Soda AlternativesSeptember 24, 2009 Written by JP [Font too small?]
Improving personal health and the health of our communities, countries and the world at large can take place one small step at a time. I was thinking about this the other day and I wondered whether there was a simple change that I could implement and suggest in order to do my part. Pretty much everywhere I go, I see people of all kinds drinking soda. The drinks range from high-calorie to no-calorie, loaded with caffeine or caffeine-free and artificially or naturally flavored. Some of the fizzy pop is as clear as water while other varieties are chemically enhanced to produce any color of the rainbow and beyond. But the one thing that these beverages have in common is that they always contains some questionable ingredients and virtually never provide any nutritional content. In my opinion, a health promoting alternative to such popular drinks is long overdue.
A position paper appeared in this week’s online edition of the New England Journal of Medicine. In it, several experts in the health and economic fields called for a tax on all sweetened sodas. The concept behind such taxation is that it would improve the health of the US population by lowering the incidence of cancer, diabetes, heart disease and obesity. This, in turn, would take some of the burden off of our strained economy and medical system. (1)
I’ll leave the political aspect of this proposal aside. What I can say with confidence is that science does support the notion that sugar laden sodas can contribute to a variety of health concerns such as high blood pressure, kidney and liver damage, obesity and osteoporosis. But I think that’s only part of the story. Diet soda has also recently been plagued by some negative, disease-related connections. In the past several years, such beverages have been implicated with effects relating to certain cancers, diabetes and metabolic syndrome. What’s more, many of these diet drinks contain blends of artificial sweeteners that have not been fully tested for safety in concert with one another. (2,3,4,5,6,7,8,9,10)

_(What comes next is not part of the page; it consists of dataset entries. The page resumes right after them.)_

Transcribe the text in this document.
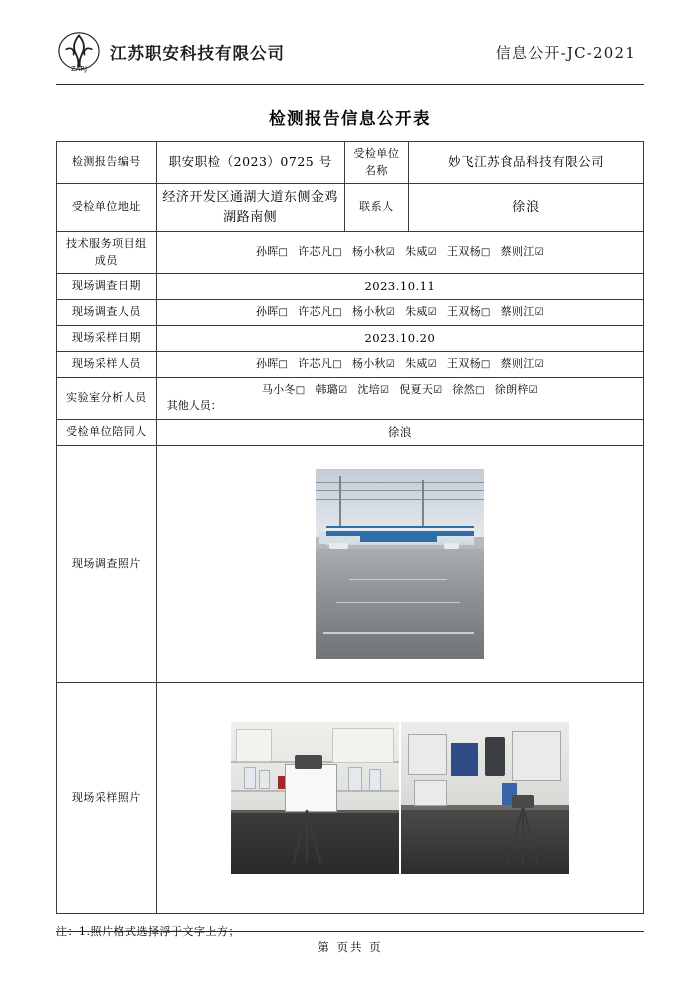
ZARJ
江苏职安科技有限公司	信息公开-JC-2021
检测报告信息公开表
检测报告编号	职安职检（2023）0725 号	受检单位名称	妙飞江苏食品科技有限公司
受检单位地址	经济开发区通湖大道东侧金鸡湖路南侧	联系人	徐浪
技术服务项目组成员	孙晖□ 许芯凡□ 杨小秋☑ 朱威☑ 王双杨□ 蔡则江☑		
现场调查日期	2023.10.11		
现场调查人员	孙晖□ 许芯凡□ 杨小秋☑ 朱威☑ 王双杨□ 蔡则江☑		
现场采样日期	2023.10.20		
现场采样人员	孙晖□ 许芯凡□ 杨小秋☑ 朱威☑ 王双杨□ 蔡则江☑		
实验室分析人员	马小冬□ 韩璐☑ 沈培☑ 倪夏天☑ 徐然□ 徐朗梓☑
其他人员：		

受检单位陪同人	徐浪		
现场调查照片			

现场采样照片			
注：1.照片格式选择浮于文字上方；
第 页共 页
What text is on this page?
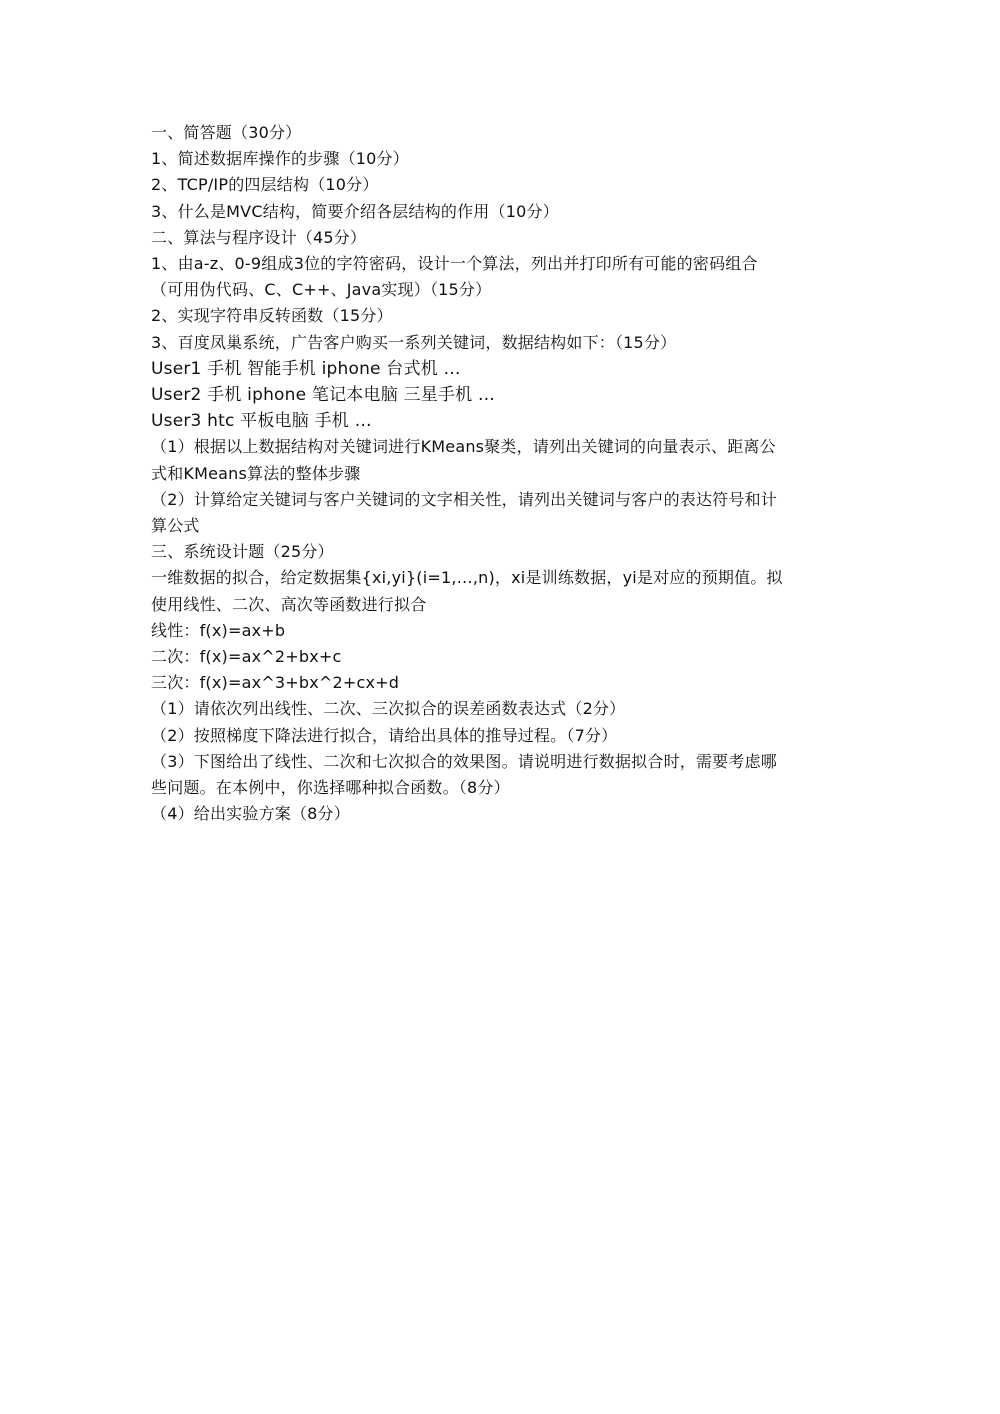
一、简答题（30分）
1、简述数据库操作的步骤（10分）
2、TCP/IP的四层结构（10分）
3、什么是MVC结构，简要介绍各层结构的作用（10分）
二、算法与程序设计（45分）
1、由a-z、0-9组成3位的字符密码，设计一个算法，列出并打印所有可能的密码组合
（可用伪代码、C、C++、Java实现）（15分）
2、实现字符串反转函数（15分）
3、百度凤巢系统，广告客户购买一系列关键词，数据结构如下：（15分）
User1 手机 智能手机 iphone 台式机 …
User2 手机 iphone 笔记本电脑 三星手机 …
User3 htc 平板电脑 手机 …
（1）根据以上数据结构对关键词进行KMeans聚类，请列出关键词的向量表示、距离公
式和KMeans算法的整体步骤
（2）计算给定关键词与客户关键词的文字相关性，请列出关键词与客户的表达符号和计
算公式
三、系统设计题（25分）
一维数据的拟合，给定数据集{xi,yi}(i=1,…,n)，xi是训练数据，yi是对应的预期值。拟
使用线性、二次、高次等函数进行拟合
线性：f(x)=ax+b
二次：f(x)=ax^2+bx+c
三次：f(x)=ax^3+bx^2+cx+d
（1）请依次列出线性、二次、三次拟合的误差函数表达式（2分）
（2）按照梯度下降法进行拟合，请给出具体的推导过程。（7分）
（3）下图给出了线性、二次和七次拟合的效果图。请说明进行数据拟合时，需要考虑哪
些问题。在本例中，你选择哪种拟合函数。（8分）
（4）给出实验方案（8分）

I have a different type of proposal to make. What if we all took it upon ourselves to replace all commercial sodas with healthier versions that we can make very simply at home? Not only will this rid our daily diets of many dubious ingredients, but it will also help us to better control what we choose to put in our bodies.
Let’s take a look at a few of the ingredient labels on two commercially available soft drinks. The first is a very popular diet cola. The second is a more “natural” version that is often sold in higher end markets and some health food stores. The items that I highlight may contribute potentially unwanted health consequences.
- Diet Cola - Water, Caramel (artificial color), Aspartame (artificial sweetener), Phosphoric Acid, Potassium Benzoate (preservative), Natural Flavors, Citric Acid and Caffeine.
- Diet Ginger Ale - Triple Filtered Carbonated Water, Citric Acid, Potassium Citrate, Sucralose (artificial sweetener), Acesulfame Potassium (artificial sweetener), Natural Flavors (African Ginger, Mexican Limes, Californian Lemons and Madagascan Vanilla) and Caramel Color.
Now compare those lists to the ingredients of this all-natural, homemade, sugar-free soda alternative:
- True Blueberry Pop - Sparkling Natural Mineral Water, True Blueberry Tea (Hibiscus, Rosehips, Orange Peel, Natural Blueberry Flavor, Natural Flavors, Blackberry Leaves, Wild Blueberries and Blueberry Leaves), Fresh Organic Lemon Juice and Stevia.
U.S. Trends in Total Sugar and High Fructose Corn Syrup (HFCS) Availability, Soft Drink Consumption, and Incident Diabetic End-Stage Renal Disease (ESRD)
It’s very easy to make this berry soda alternative. You simply brew two bags of Celestial Seasonings True Blueberry tea (or a similar brand) for about 10 minutes then allow it to cool. Press the tea bags to extract all of the flavor, then discard. Add ice cubes, a squeeze of organic lemon, several ounces of sparkling mineral water and stevia to taste. The end result is a very low calorie beverage that’s fresh and sweet tasting and carries a naturally vibrant purple color. It’s also hydrating, nourishing and loaded with antioxidants.
Blueberry “soda” is but one option of many. With herbal teas, you can make lemon, orange, pomegranate, raspberry and strawberry versions of this same drink or combine them for more complex flavors. If you’d like to brew your own ginger ale, you can do that very easily by making a strong ginger tea, adding some sparkling mineral water, a squeeze of lemon, a splash of vanilla extract and stevia. The possibilities are as broad as your imagination.
It’s important to remember that positive changes can be made incrementally. You don’t have to drastically change your lifestyle in order to improve your health. Every time you replace something harmful with something of value, you’re making a difference. All that’s needed is some creativity and the willingness to try new things. This simple replacement I described today may be able to accomplish at least as much as the proposed tax on soda. That is, if enough people decide to try it out.